IEEE Trans Image Process. 2017 May;26(5):2261-2273. doi: 10.1109/TIP.2017.2678800. Epub 2017 Mar 6.
Video analysis and understanding play a central role in visual intelligence. In this paper, we aim to analyze unconstrained videos, by designing features and approaches to represent and analyze videography styles in the videos. Videography denotes the process of making videos. The unconstrained videos are defined as the long duration consumer videos that usually have diverse editing artifacts and significant complexity of contents. We propose to construct a videography dictionary, which can be utilized to represent every video clip as a sequence of videography words. In addition to semantic features, such as foreground object motion and camera motion, we also incorporate two novel interpretable features to characterize videography, including the scale information and the motion correlations. We then demonstrate that, by using statistical analysis methods, the unique videography signatures extracted from different events can be automatically identified. For real-world applications, we explore the use of videography analysis for three types of applications, including content-based video retrieval, video summarization (both visual and textual), and videography-based feature pooling. In the experiments, we evaluate the performance of our approach and other methods on a large-scale unconstrained video dataset, and show that the proposed approach significantly benefits video analysis in various ways.

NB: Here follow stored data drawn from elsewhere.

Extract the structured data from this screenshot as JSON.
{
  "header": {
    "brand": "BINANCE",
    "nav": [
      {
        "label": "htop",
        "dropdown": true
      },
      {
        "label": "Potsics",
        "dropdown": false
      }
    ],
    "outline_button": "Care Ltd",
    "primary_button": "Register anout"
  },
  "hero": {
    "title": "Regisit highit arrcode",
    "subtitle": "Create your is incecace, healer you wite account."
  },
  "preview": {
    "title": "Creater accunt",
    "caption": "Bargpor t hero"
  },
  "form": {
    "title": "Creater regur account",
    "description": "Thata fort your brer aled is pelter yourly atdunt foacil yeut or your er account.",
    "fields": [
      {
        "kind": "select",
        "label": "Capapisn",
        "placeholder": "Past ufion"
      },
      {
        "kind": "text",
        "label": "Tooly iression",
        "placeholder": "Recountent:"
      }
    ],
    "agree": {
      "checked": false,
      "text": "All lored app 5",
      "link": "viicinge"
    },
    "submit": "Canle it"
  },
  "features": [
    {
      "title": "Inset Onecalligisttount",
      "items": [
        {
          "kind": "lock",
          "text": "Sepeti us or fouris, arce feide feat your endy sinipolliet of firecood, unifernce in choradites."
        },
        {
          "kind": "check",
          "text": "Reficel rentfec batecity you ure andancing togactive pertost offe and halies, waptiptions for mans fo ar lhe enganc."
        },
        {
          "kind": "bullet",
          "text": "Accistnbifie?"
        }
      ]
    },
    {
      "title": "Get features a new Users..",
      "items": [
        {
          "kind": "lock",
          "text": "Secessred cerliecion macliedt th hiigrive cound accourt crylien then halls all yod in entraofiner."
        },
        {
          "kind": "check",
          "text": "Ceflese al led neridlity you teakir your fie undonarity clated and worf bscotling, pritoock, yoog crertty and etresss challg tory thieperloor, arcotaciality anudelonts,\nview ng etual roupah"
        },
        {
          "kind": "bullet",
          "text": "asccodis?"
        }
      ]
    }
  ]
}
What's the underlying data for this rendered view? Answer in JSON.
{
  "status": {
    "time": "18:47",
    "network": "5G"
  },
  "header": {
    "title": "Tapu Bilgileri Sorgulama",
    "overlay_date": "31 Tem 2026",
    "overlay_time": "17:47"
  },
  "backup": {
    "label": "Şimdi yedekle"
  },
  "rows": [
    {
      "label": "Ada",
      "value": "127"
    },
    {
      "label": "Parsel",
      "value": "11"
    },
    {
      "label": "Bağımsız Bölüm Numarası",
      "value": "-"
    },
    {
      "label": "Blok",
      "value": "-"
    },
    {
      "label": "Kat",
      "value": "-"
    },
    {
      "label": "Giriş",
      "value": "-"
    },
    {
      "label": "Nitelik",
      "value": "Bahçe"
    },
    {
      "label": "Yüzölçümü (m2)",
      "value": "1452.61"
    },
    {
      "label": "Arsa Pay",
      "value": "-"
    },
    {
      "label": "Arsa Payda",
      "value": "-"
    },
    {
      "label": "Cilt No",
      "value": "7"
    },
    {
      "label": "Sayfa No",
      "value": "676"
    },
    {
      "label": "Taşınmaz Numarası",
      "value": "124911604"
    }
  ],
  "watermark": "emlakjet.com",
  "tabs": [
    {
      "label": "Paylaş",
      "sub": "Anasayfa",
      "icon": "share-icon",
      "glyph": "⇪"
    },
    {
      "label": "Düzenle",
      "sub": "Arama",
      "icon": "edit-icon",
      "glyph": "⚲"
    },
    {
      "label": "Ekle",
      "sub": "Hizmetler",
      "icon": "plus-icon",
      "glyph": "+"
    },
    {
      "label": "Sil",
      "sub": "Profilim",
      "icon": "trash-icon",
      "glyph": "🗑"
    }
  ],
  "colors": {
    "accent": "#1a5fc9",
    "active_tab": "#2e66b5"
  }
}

视频分析和理解在视觉智能中起着核心作用。在本文中,我们旨在通过设计特征和方法来分析无约束视频,以表示和分析视频中的视频制作风格。视频制作是指制作视频的过程。无约束视频是指时长较长的消费者视频,通常具有多种编辑效果和内容的显著复杂性。我们建议构建一个视频字典,可用于将每个视频片段表示为一系列视频词序列。除了语义特征,如前景对象运动和相机运动,我们还结合了两个新颖的可解释特征来描述视频制作,包括尺度信息和运动相关性。然后,我们证明通过使用统计分析方法,可以自动识别从不同事件中提取的独特视频制作签名。对于实际应用,我们探索了视频分析在三种类型的应用中的用途,包括基于内容的视频检索、视频摘要(视觉和文本)以及基于视频制作的特征池。在实验中,我们评估了我们的方法和其他方法在大规模无约束视频数据集上的性能,并表明所提出的方法在各种方面显著有益于视频分析。